Re: PATCH: killing read_ahead[]

From: Alexander Viro (viro@math.psu.edu)
Date: Wed Oct 25 2000 - 12:53:34 EST


On Wed, 25 Oct 2000, Linus Torvalds wrote:

>
>
> On Wed, 25 Oct 2000, Rik van Riel wrote:
> >
> > OTOH, block-dev readahead makes sense for filesystems where
> > the packing locality is close to the access pattern BUT NOT
> > close to anything the page cache would recognise as being
> > close.
>
> I dunno. The main reason I'd like to get the block devices into the page
> cache is that right now there is no way to mmap them - something that can
> potentially be _very_ useful, regardless of readahead.
>
> And quite frankly, the generic file readahead has been pounded upon and
> tested a lot more than the block device read-ahead ever was. I bet it
> performs better if for no other reason.

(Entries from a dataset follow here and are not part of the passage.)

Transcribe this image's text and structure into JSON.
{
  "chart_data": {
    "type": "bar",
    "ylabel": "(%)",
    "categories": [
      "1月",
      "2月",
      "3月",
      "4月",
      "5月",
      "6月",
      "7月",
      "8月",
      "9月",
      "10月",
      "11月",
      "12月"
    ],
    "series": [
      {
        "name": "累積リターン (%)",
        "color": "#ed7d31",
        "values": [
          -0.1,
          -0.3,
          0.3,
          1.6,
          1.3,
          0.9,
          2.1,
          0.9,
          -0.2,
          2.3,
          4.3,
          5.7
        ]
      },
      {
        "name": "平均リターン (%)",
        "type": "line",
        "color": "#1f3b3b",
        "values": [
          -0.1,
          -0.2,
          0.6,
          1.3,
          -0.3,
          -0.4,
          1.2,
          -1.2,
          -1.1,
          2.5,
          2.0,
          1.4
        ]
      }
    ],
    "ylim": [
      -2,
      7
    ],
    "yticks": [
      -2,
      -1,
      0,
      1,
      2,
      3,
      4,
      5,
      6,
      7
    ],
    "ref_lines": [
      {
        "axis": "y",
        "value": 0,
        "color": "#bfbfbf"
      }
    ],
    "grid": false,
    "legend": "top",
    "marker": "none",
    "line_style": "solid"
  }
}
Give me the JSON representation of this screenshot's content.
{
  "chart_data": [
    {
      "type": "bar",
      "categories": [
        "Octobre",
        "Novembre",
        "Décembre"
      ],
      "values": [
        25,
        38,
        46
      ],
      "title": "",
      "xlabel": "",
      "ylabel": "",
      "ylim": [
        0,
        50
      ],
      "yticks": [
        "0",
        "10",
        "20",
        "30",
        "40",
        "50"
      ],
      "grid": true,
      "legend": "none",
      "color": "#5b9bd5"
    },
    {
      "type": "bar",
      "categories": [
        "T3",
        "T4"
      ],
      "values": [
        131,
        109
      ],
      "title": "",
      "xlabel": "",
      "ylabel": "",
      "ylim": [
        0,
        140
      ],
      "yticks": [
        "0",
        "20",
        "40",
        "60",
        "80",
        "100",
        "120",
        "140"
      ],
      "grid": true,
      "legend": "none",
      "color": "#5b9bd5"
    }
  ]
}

Umm... OK, I think that I can do it. Prerequisit: two new fields in
address_space that make sense by themselves:
        (i_size + PAGE_CACHE_SIZE - 1) >> PAGE_CACHE_SHIFT
        (i_size & ~PAGE_CACHE_MASK) ? : PAGE_CACHE_SIZE

Can we add it now? I mean the following: we have _very_ few places where
i_size is being changed. We could easily calculate these two expressions
at such points and put them into ->i_mapping. That kills quite a few long
long shifts (Good Thing, IMO) in places where we are using these values.

_If_ we can have it on that stage - devices in pagecache are trivial.
Frankly, I think that caching them makes sense regardless of
device-related stuff.

I can do the proof-of-concept patch (below 10Kb, ext2 + generic code, with
the need to repeat the fs-specific parts for other filesystems) in an
hour. Clearance?

Notice that said fields do _not_ replace i_size. They mirror it and allow
to
        * avoid costly recaclulation
        * have generic_file_read / filemap_nopage free from references to
inode->i_size, thus making them more usable for devices.